Mahkemeye yapılan başvuru, Türkiye’nin UCM’ye taraf 45 ülkede işlediği İnsanlığa Karşı Suçları belgeliyor: Afganistan, Arnavutluk, Avusturya, Bangladeş, Belçika, Bosna Hersek, Burkina Faso, Kamboçya, Kanada, Çad, Kongo, Kongo Demokratik Cumhuriyeti, Danimarka, Fransa, Gabon, Gürcistan, Almanya, Yunanistan, Gine, Ürdün, Kenya, Liberya, Litvanya, Lüksemburg, Madagaskar, Mali, Moğolistan, Hollanda, Nijer, Nijerya, Kuzey Makedonya, Peru, Polonya, Moldova Cumhuriyeti, Romanya, Senegal, İsviçre, Tacikistan, Gambiya, Tunus, Uganda, Birleşik Krallık, Tanzanya Birleşik Cumhuriyeti, Venezuela ve Zambiya.

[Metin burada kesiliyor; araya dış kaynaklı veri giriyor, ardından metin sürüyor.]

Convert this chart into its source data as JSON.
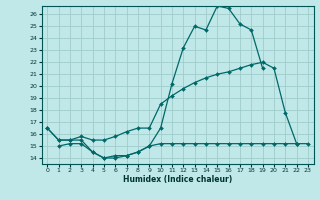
{
  "xlabel": "Humidex (Indice chaleur)",
  "bg_color": "#c0e8e8",
  "grid_color": "#a0cccc",
  "line_color": "#006868",
  "xlim": [
    -0.5,
    23.5
  ],
  "ylim": [
    13.5,
    26.7
  ],
  "xticks": [
    0,
    1,
    2,
    3,
    4,
    5,
    6,
    7,
    8,
    9,
    10,
    11,
    12,
    13,
    14,
    15,
    16,
    17,
    18,
    19,
    20,
    21,
    22,
    23
  ],
  "yticks": [
    14,
    15,
    16,
    17,
    18,
    19,
    20,
    21,
    22,
    23,
    24,
    25,
    26
  ],
  "line1_x": [
    0,
    1,
    2,
    3,
    4,
    5,
    6,
    7,
    8,
    9,
    10,
    11,
    12,
    13,
    14,
    15,
    16,
    17,
    18,
    19
  ],
  "line1_y": [
    16.5,
    15.5,
    15.5,
    15.5,
    14.5,
    14.0,
    14.0,
    14.2,
    14.5,
    15.0,
    16.5,
    20.2,
    23.2,
    25.0,
    24.7,
    26.7,
    26.5,
    25.2,
    24.7,
    21.5
  ],
  "line2_x": [
    0,
    1,
    2,
    3,
    4,
    5,
    6,
    7,
    8,
    9,
    10,
    11,
    12,
    13,
    14,
    15,
    16,
    17,
    18,
    19,
    20,
    21,
    22
  ],
  "line2_y": [
    16.5,
    15.5,
    15.5,
    15.8,
    15.5,
    15.5,
    15.8,
    16.2,
    16.5,
    16.5,
    18.5,
    19.2,
    19.8,
    20.3,
    20.7,
    21.0,
    21.2,
    21.5,
    21.8,
    22.0,
    21.5,
    17.8,
    15.2
  ],
  "line3_x": [
    1,
    2,
    3,
    4,
    5,
    6,
    7,
    8,
    9,
    10,
    11,
    12,
    13,
    14,
    15,
    16,
    17,
    18,
    19,
    20,
    21,
    22,
    23
  ],
  "line3_y": [
    15.0,
    15.2,
    15.2,
    14.5,
    14.0,
    14.2,
    14.2,
    14.5,
    15.0,
    15.2,
    15.2,
    15.2,
    15.2,
    15.2,
    15.2,
    15.2,
    15.2,
    15.2,
    15.2,
    15.2,
    15.2,
    15.2,
    15.2
  ]
}
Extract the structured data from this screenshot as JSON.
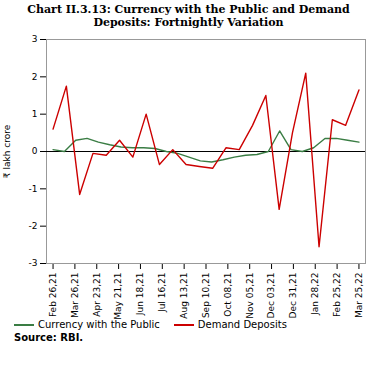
{
  "chart_data": {
    "type": "line",
    "title": "Chart II.3.13: Currency with the Public and Demand\nDeposits: Fortnightly Variation",
    "y_label": "₹ lakh crore",
    "annotations": [
      "Source: RBI."
    ],
    "xlim": [
      -0.3,
      14.3
    ],
    "xticks": [
      {
        "value": 0,
        "label": "Feb 26,21"
      },
      {
        "value": 1,
        "label": "Mar 26,21"
      },
      {
        "value": 2,
        "label": "Apr 23,21"
      },
      {
        "value": 3,
        "label": "May 21,21"
      },
      {
        "value": 4,
        "label": "Jun 18,21"
      },
      {
        "value": 5,
        "label": "Jul 16,21"
      },
      {
        "value": 6,
        "label": "Aug 13,21"
      },
      {
        "value": 7,
        "label": "Sep 10,21"
      },
      {
        "value": 8,
        "label": "Oct 08,21"
      },
      {
        "value": 9,
        "label": "Nov 05,21"
      },
      {
        "value": 10,
        "label": "Dec 03,21"
      },
      {
        "value": 11,
        "label": "Dec 31,21"
      },
      {
        "value": 12,
        "label": "Jan 28,22"
      },
      {
        "value": 13,
        "label": "Feb 25,22"
      },
      {
        "value": 14,
        "label": "Mar 25,22"
      }
    ],
    "ylim": [
      -3,
      3
    ],
    "yticks": [
      -3,
      -2,
      -1,
      0,
      1,
      2,
      3
    ],
    "grid": false,
    "legend": "bottom",
    "series": [
      {
        "name": "Currency with the Public",
        "color": "#3a7d44",
        "x": [
          0,
          0.5185185185,
          1.037037037,
          1.5555555556,
          2.0740740741,
          2.5925925926,
          3.1111111111,
          3.6296296296,
          4.1481481481,
          4.6666666667,
          5.1851851852,
          5.7037037037,
          6.2222222222,
          6.7407407407,
          7.2592592593,
          7.7777777778,
          8.2962962963,
          8.8148148148,
          9.3333333333,
          9.8518518519,
          10.3703703704,
          10.8888888889,
          11.4074074074,
          11.9259259259,
          12.4444444444,
          12.962962963,
          13.4814814815,
          14
        ],
        "values": [
          0.05,
          0.0,
          0.3,
          0.35,
          0.25,
          0.18,
          0.12,
          0.1,
          0.1,
          0.08,
          0.0,
          -0.05,
          -0.15,
          -0.25,
          -0.28,
          -0.22,
          -0.15,
          -0.1,
          -0.08,
          0.0,
          0.55,
          0.05,
          0.0,
          0.1,
          0.35,
          0.35,
          0.3,
          0.25
        ]
      },
      {
        "name": "Demand Deposits",
        "color": "#cc0000",
        "x": [
          0,
          0.6086956522,
          1.2173913043,
          1.8260869565,
          2.4347826087,
          3.0434782609,
          3.652173913,
          4.2608695652,
          4.8695652174,
          5.4782608696,
          6.0869565217,
          6.6956521739,
          7.3043478261,
          7.9130434783,
          8.5217391304,
          9.1304347826,
          9.7391304348,
          10.347826087,
          10.9565217391,
          11.5652173913,
          12.1739130435,
          12.7826086957,
          13.3913043478,
          14
        ],
        "values": [
          0.6,
          1.75,
          -1.15,
          -0.05,
          -0.1,
          0.3,
          -0.15,
          1.0,
          -0.35,
          0.05,
          -0.35,
          -0.4,
          -0.45,
          0.1,
          0.05,
          0.7,
          1.5,
          -1.55,
          0.5,
          2.1,
          -2.55,
          0.85,
          0.7,
          1.65
        ]
      }
    ]
  }
}
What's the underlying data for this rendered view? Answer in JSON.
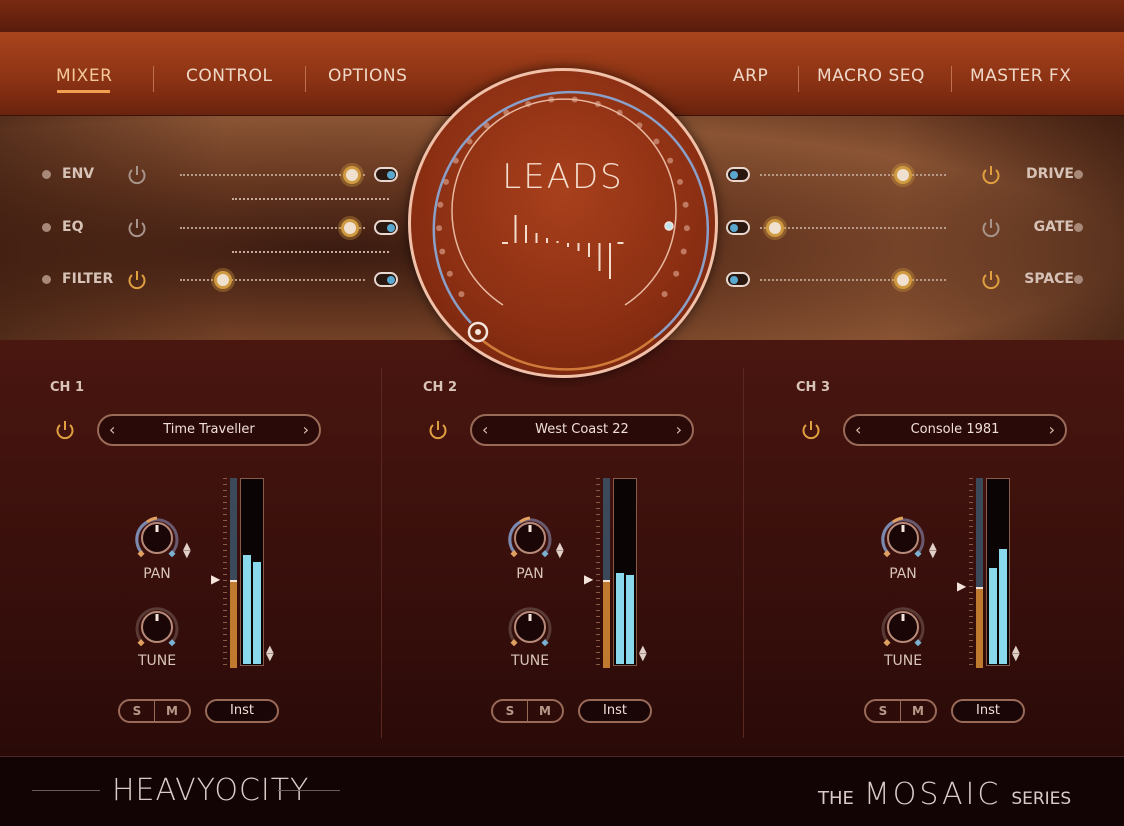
{
  "nav": {
    "left": [
      {
        "label": "MIXER",
        "active": true
      },
      {
        "label": "CONTROL"
      },
      {
        "label": "OPTIONS"
      }
    ],
    "right": [
      {
        "label": "ARP"
      },
      {
        "label": "MACRO SEQ"
      },
      {
        "label": "MASTER FX"
      }
    ]
  },
  "fx": {
    "left": [
      {
        "label": "ENV",
        "on": false,
        "value": 0.93,
        "toggle": true
      },
      {
        "label": "EQ",
        "on": false,
        "value": 0.92,
        "toggle": true
      },
      {
        "label": "FILTER",
        "on": true,
        "value": 0.23,
        "toggle": true
      }
    ],
    "right": [
      {
        "label": "DRIVE",
        "on": true,
        "value": 0.77,
        "toggle": true
      },
      {
        "label": "GATE",
        "on": false,
        "value": 0.08,
        "toggle": true
      },
      {
        "label": "SPACE",
        "on": true,
        "value": 0.77,
        "toggle": true
      }
    ]
  },
  "dial": {
    "title": "LEADS"
  },
  "channels": [
    {
      "label": "CH 1",
      "preset": "Time Traveller",
      "pan_label": "PAN",
      "tune_label": "TUNE",
      "solo": "S",
      "mute": "M",
      "output": "Inst",
      "power": true,
      "fader": 0.47,
      "meter": [
        0.59,
        0.55
      ]
    },
    {
      "label": "CH 2",
      "preset": "West Coast 22",
      "pan_label": "PAN",
      "tune_label": "TUNE",
      "solo": "S",
      "mute": "M",
      "output": "Inst",
      "power": true,
      "fader": 0.47,
      "meter": [
        0.49,
        0.48
      ]
    },
    {
      "label": "CH 3",
      "preset": "Console 1981",
      "pan_label": "PAN",
      "tune_label": "TUNE",
      "solo": "S",
      "mute": "M",
      "output": "Inst",
      "power": true,
      "fader": 0.43,
      "meter": [
        0.52,
        0.62
      ]
    }
  ],
  "footer": {
    "brand": "HEAVYOCITY",
    "series_the": "THE",
    "series_name": "MOSAIC",
    "series_suffix": "SERIES"
  },
  "colors": {
    "accent": "#f0a050",
    "power_on": "#e0a040",
    "meter": "#8ad8ec",
    "fader": "#c07a30"
  }
}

Başvuruyu kimler imzaladı?
Belçikalı avukatlık bürosu Van Steenbrugge Advocaten (VSA), önemli sayıda mağdur adına Prof. Dr. Johan Vande Lanotte, Belçika eski Başbakan Yardımcısı ve Uluslararası İnsan Hakları hukuku konusunda tanınmış profesör.
Eylül 2021’de Cenevre’deki Türkiye Mahkemesinin organizatörü Belçika merkezli Turkey Tribunal isimli STK adına başkan Prof. Dr. Marc Baron Bossuyt, Belçika Anayasa Mahkemesi eski başkanı ve BM İnsan Hakları Komisyonu eski başkanı.
MEDEL (Magistrats Européens pour la démocratie et les libertés), 16 ülkeden 23 ulusal örgütten oluşan ve 18 bin hakim ve savcıyı temsil eden bir hakim ve savcı örgütüdür ve MEDEL adına Başkan Hakim Mariarosaria Guglielmi.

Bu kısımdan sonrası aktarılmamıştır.